Blade devina alors la vérité, et il l'exprima car cela venait à point et convenait parfaitement à son plan. Il instilla du dédain dans sa voix :
— Bloodax et toi, vous êtes à peu près du même âge. Tu étais jeune alors, et sans aucun doute le fils d'un chef. Comment se fait-il que tu n'aies pas sauté, Galligantus?
Blade perçut derrière lui une exclamation étouffée, dépitée. L'homme était très près de lui. Il attendit le coup d'épée, mais il ne vint pas. Il reprit précipitamment la parole. Il était engagé, maintenant, l'occasion était trop belle, mais il devait prendre garde de ne pas être blessé. Sinon il ne vivrait pas pour raconter son mensonge.
— Je te comprends, dit-il avec juste ce qu'il fallait de dérision. C'est un bond effroyable.
Je ne m'y risquerais pas. Mais les lâches vivent plus longtemps que les braves. Cependant, la rancœur a dû te ronger pendant toutes ces années...
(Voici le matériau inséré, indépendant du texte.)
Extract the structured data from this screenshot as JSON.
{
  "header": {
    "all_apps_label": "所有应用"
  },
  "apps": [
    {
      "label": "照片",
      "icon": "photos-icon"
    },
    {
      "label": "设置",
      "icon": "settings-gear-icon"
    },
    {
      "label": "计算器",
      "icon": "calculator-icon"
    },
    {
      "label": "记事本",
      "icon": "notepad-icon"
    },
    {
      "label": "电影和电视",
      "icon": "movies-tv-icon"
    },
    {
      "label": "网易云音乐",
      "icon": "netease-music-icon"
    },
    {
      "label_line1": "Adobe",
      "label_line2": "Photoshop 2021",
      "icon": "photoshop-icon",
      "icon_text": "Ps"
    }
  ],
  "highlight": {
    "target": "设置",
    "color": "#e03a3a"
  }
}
Une sourde exclamation jaillit de la gorge du Hitt. Il bondit en levant son épée.
— Aucun homme et aucun dieu ne peuvent me parler ainsi! Je vais...
Blade se baissa brusquement et saisit les jambes de Galligantus entre la cheville et le genou. L'épée siffla au-dessus de lui. Il se redressa comme un ressort et balança le Hitt par-dessus ses épaules dans le gouffre.
Galligantus poussa un seul cri affreux, qui ne rendit aucun écho. Blade attendit, tendit l'oreille mais n'entendit pas le moindre son.
Il s'examina avec soin à la lueur de la torche. Il ne portait aucune blessure, à part celle de la bataille, qui était maintenant cicatrisée et que l'on connaissait. Lisma elle-même l'avait baignée et ointe. Il repartit dans le souterrain, mais s'arrêta bientôt et revint sur ses pas pour contempler à nouveau la femme nue sur son socle.
Janina... Elle n'était pas morte. Elle vivait. Pour Blade, elle était vivante, et il la désirait plus que jamais. Comment il l'aurait il n'en savait rien, ni comment ni quand, mais il devait l'avoir. Elle le contemplait, au-delà du sombre abîme en tendant les bras. Ce fut alors qu'il la
vit bouger et lui faire signe. Ses lèvres s'écartèrent. Les mots lui parvinrent, d'une douceur ineffable :
— Viens à moi.
Blade leva sa torche pour la saluer.
— Avec le temps, Janina. Avec le temps.